Tuesday, 15 September 2009

Exigencies

"You can't take it with you", they say, and they're right. When I died, in the dreary Gaulish villa where I spent my exile, I had saved up a neat little stash of silver talents (I'm old fashioned about money) in a secret hole under the hearth in my bedroom. I remember quite clearly how, in between coughings up of blood and feverish deliriums, I felt terribly cross that I hadn't invested some of that stash in something attractive for the ceiling. One doesn't realise, when one is well, quite how important a companion a ceiling can become over the course of a nice sustained final illness. I spent hours staring at mine - which was rather mouldy, and low enough that as the weeks passed it was covered with the bloody spatterings of lung that I vented every night. It squatted over me like a toad, crushing the last life out of me with its mottled vile underbelly.

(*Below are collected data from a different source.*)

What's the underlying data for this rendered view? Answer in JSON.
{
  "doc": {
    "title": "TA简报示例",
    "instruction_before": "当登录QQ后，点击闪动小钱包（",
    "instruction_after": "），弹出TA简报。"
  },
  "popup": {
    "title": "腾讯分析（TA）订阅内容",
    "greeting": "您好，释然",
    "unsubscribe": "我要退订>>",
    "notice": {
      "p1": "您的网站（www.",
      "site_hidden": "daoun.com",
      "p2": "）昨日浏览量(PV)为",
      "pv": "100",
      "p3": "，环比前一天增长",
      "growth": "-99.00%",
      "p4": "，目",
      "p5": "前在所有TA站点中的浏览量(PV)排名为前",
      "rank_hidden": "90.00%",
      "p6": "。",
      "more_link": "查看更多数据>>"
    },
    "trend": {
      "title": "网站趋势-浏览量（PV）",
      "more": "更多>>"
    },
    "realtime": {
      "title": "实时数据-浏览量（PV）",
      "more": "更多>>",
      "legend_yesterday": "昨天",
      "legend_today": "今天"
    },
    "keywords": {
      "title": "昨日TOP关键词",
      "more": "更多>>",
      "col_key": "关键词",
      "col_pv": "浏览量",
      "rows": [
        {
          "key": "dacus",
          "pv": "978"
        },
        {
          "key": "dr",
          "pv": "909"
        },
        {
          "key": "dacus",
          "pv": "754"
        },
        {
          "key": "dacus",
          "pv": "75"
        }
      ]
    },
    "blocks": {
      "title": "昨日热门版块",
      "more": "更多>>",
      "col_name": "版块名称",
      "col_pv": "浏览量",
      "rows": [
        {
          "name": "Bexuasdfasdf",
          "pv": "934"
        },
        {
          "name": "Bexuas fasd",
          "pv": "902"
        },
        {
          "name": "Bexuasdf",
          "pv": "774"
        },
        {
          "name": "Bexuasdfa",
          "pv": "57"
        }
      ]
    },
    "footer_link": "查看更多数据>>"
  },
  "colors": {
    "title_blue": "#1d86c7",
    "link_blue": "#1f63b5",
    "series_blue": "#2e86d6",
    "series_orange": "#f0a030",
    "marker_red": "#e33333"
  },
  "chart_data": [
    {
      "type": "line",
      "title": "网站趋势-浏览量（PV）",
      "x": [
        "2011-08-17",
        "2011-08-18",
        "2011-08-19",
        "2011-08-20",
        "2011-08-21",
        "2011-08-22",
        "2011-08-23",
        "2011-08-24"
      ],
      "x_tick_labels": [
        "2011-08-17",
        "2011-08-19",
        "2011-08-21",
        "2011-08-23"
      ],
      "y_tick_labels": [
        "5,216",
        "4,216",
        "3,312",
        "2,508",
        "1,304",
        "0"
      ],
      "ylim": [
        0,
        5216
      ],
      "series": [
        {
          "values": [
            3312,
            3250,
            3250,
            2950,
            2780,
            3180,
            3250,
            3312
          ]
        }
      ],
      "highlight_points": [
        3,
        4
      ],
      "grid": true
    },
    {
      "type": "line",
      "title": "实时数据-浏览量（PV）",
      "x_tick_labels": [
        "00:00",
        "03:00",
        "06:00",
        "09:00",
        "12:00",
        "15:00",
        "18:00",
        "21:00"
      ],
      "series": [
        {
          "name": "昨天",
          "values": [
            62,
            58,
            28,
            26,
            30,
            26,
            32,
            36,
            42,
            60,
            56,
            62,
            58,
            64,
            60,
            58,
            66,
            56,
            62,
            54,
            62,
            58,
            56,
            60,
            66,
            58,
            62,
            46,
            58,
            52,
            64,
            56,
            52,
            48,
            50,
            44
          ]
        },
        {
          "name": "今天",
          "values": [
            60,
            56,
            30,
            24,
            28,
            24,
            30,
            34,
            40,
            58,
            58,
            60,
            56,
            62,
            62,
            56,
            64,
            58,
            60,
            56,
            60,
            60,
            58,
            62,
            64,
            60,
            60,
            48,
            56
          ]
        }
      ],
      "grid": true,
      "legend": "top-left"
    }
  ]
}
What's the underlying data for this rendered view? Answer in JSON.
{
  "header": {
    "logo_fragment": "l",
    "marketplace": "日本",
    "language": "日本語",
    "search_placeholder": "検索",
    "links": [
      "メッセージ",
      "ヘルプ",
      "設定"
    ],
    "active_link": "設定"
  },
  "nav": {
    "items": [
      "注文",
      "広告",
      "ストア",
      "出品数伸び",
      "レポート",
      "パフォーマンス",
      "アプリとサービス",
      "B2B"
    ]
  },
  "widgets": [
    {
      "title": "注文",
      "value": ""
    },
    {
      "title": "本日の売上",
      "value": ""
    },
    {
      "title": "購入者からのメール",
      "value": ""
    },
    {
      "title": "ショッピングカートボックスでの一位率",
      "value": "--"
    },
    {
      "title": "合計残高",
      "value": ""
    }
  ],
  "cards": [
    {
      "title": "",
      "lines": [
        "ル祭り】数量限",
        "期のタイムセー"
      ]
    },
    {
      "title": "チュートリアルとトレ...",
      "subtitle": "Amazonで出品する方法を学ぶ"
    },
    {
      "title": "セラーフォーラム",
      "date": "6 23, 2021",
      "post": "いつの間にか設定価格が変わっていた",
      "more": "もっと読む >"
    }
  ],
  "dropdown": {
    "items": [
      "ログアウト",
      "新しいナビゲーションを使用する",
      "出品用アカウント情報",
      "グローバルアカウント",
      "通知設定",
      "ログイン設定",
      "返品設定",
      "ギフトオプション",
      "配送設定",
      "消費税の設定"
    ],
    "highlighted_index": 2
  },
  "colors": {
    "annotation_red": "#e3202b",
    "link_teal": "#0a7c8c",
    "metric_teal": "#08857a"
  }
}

How I cursed my lack of forethought, that I had hoarded my wealth uselessly rather than investing it in some pleasant bucolic scene which could have eased my passing!

That then was a lesson learnt in the virtues of extravagance - but one that alas I can't, as I am, put into practice. For I find myself, not only adrift in a time that's not my own, but also entirely without the wherewithal to support myself. Therefore today's musings are cut short - I'm off to the job centre. Let's see what a King of Galilee can turn his hand to!